MOSCOW — NATO still hopes to engage Russia in its prospective missile-defense system, but won’t yield to Moscow’s push for the shield to be run jointly, an alliance envoy said Tuesday.
James Appathurai, deputy assistant NATO secretary-general, said the alliance would like to reach a missile-defense deal with Moscow by NATO’s summit in Chicago in May, but added that he wouldn’t “gamble on expectations.”
“We are always, of course, optimistic at NATO,” Mr. Appathurai said at a news conference. “But we are also determined to keep the hand outstretched. I can’t predict, of course, when we would arrive at agreement.”
Russia says the U.S.-led missile-defense plan could threaten its nuclear forces, undermining their deterrence potential. It has agreed to consider NATO’s proposal last fall to cooperate on the missile shield.
But the talks have been deadlocked over how the system should be operated. Russia has insisted that the system should be run jointly, which NATO has rejected.
Mr. Appathurai insisted that the alliance’s 28 members share a treaty obligation to provide security for each other and can’t outsource that.
“We can’t do that with any other partner no matter how trusted,” he said, adding that NATO is offering Russia an “unprecedented level of transparency and cooperation.”
Mr. Appathurai argued that the alliance has proposed to engage Russia by sharing data and coordinating a response. He also mentioned a U.S. proposal for Moscow to have a close look at the shield’s technical capabilities and see that it won’t threaten its security.
The NATO proposals have failed to impress the Kremlin, which has continued to push for legal guarantees that the future system wouldn’t threaten Russia.

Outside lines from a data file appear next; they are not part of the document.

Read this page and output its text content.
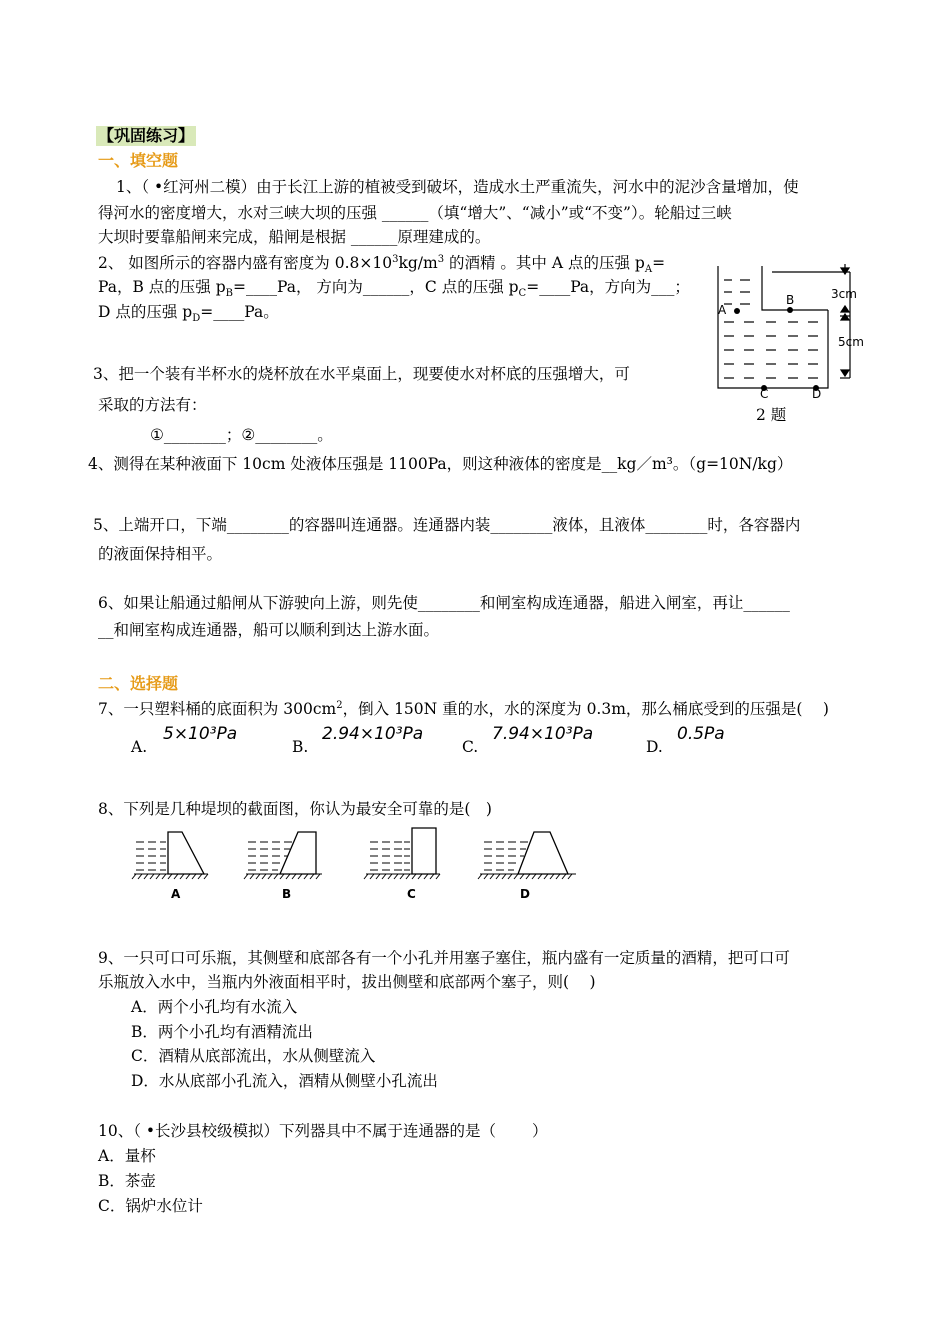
【巩固练习】
一、填空题
1、（ •红河州二模）由于长江上游的植被受到破坏，造成水土严重流失，河水中的泥沙含量增加，使
得河水的密度增大，水对三峡大坝的压强 ______（填“增大”、“减小”或“不变”）。轮船过三峡
大坝时要靠船闸来完成，船闸是根据 ______原理建成的。
2、 如图所示的容器内盛有密度为 $0.8\times 10^3kg/m^3$ 的酒精 。其中 A 点的压强 $p_A=$
Pa，B 点的压强 $p_B=\_\_\_\_Pa$， 方向为______，C 点的压强 $p_C=\_\_\_\_Pa$，方向为___；
D 点的压强 $p_D=\_\_\_\_Pa$。	A
B
C	D
3cm
5cm
2 题
3、把一个装有半杯水的烧杯放在水平桌面上，现要使水对杯底的压强增大，可
采取的方法有：
①________；②________。
4、测得在某种液面下 10cm 处液体压强是 1100Pa，则这种液体的密度是__kg／m³。（g=10N/kg）
5、上端开口，下端________的容器叫连通器。连通器内装________液体，且液体________时，各容器内
的液面保持相平。
6、如果让船通过船闸从下游驶向上游，则先使________和闸室构成连通器，船进入闸室，再让______
__和闸室构成连通器，船可以顺利到达上游水面。
二、选择题
7、一只塑料桶的底面积为 $300cm^2$，倒入 150N 重的水，水的深度为 0.3m，那么桶底受到的压强是(　 )
A.
5×10³Pa
B.
2.94×10³Pa
C.
7.94×10³Pa
D.
0.5Pa
8、下列是几种堤坝的截面图，你认为最安全可靠的是(　)
A	B	C	D
9、一只可口可乐瓶，其侧壁和底部各有一个小孔并用塞子塞住，瓶内盛有一定质量的酒精，把可口可
乐瓶放入水中，当瓶内外液面相平时，拔出侧壁和底部两个塞子，则(　 )
A．两个小孔均有水流入
B．两个小孔均有酒精流出
C．酒精从底部流出，水从侧壁流入
D．水从底部小孔流入，酒精从侧壁小孔流出
10、（ •长沙县校级模拟）下列器具中不属于连通器的是（　　 ）
A．量杯
B．茶壶
C．锅炉水位计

Russian President Dmitry Medvedev has warned that the failure to reach agreement on missile defense may prompt Russia to deploy new offensive weapons, triggering an arms race.

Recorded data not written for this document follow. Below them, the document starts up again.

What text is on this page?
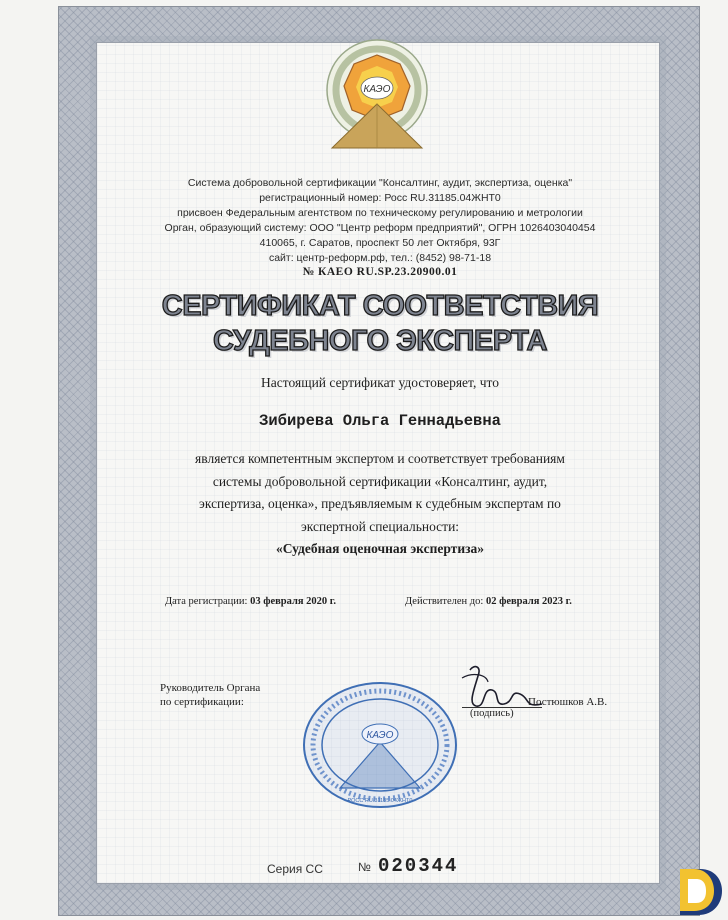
КАЭО
Система добровольной сертификации "Консалтинг, аудит, экспертиза, оценка"
регистрационный номер: Росс RU.31185.04ЖНТ0
присвоен Федеральным агентством по техническому регулированию и метрологии
Орган, образующий систему: ООО "Центр реформ предприятий", ОГРН 1026403040454
410065, г. Саратов, проспект 50 лет Октября, 93Г
сайт: центр-реформ.рф, тел.: (8452) 98-71-18
№ КАЕО RU.SP.23.20900.01
СЕРТИФИКАТ СООТВЕТСТВИЯ
СУДЕБНОГО ЭКСПЕРТА
Настоящий сертификат удостоверяет, что
Зибирева Ольга Геннадьевна
является компетентным экспертом и соответствует требованиям
системы добровольной сертификации «Консалтинг, аудит,
экспертиза, оценка», предъявляемым к судебным экспертам по
экспертной специальности:
«Судебная оценочная экспертиза»
Дата регистрации: 03 февраля 2020 г.	Действителен до: 02 февраля 2023 г.
Руководитель Органа
по сертификации:
КАЭО
РОСС RU.31185.04ЖНТ0
(подпись)
Постюшков А.В.
Серия СС	№ 020344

Relations between NATO and Russia have been a roller coaster over the past decade, reaching a high point after the September 2001 terrorist attacks and then plummeting to post-Cold War low after the 2008 Russian-Georgian war when the alliance froze relations with Moscow.
Despite the missile-defense dispute, Mr. Appathurai argued that current relations between NATO and Russia are “broader and deeper than they have ever been,” pointing to Russia providing a vital overland supply link for NATO forces in Afghanistan.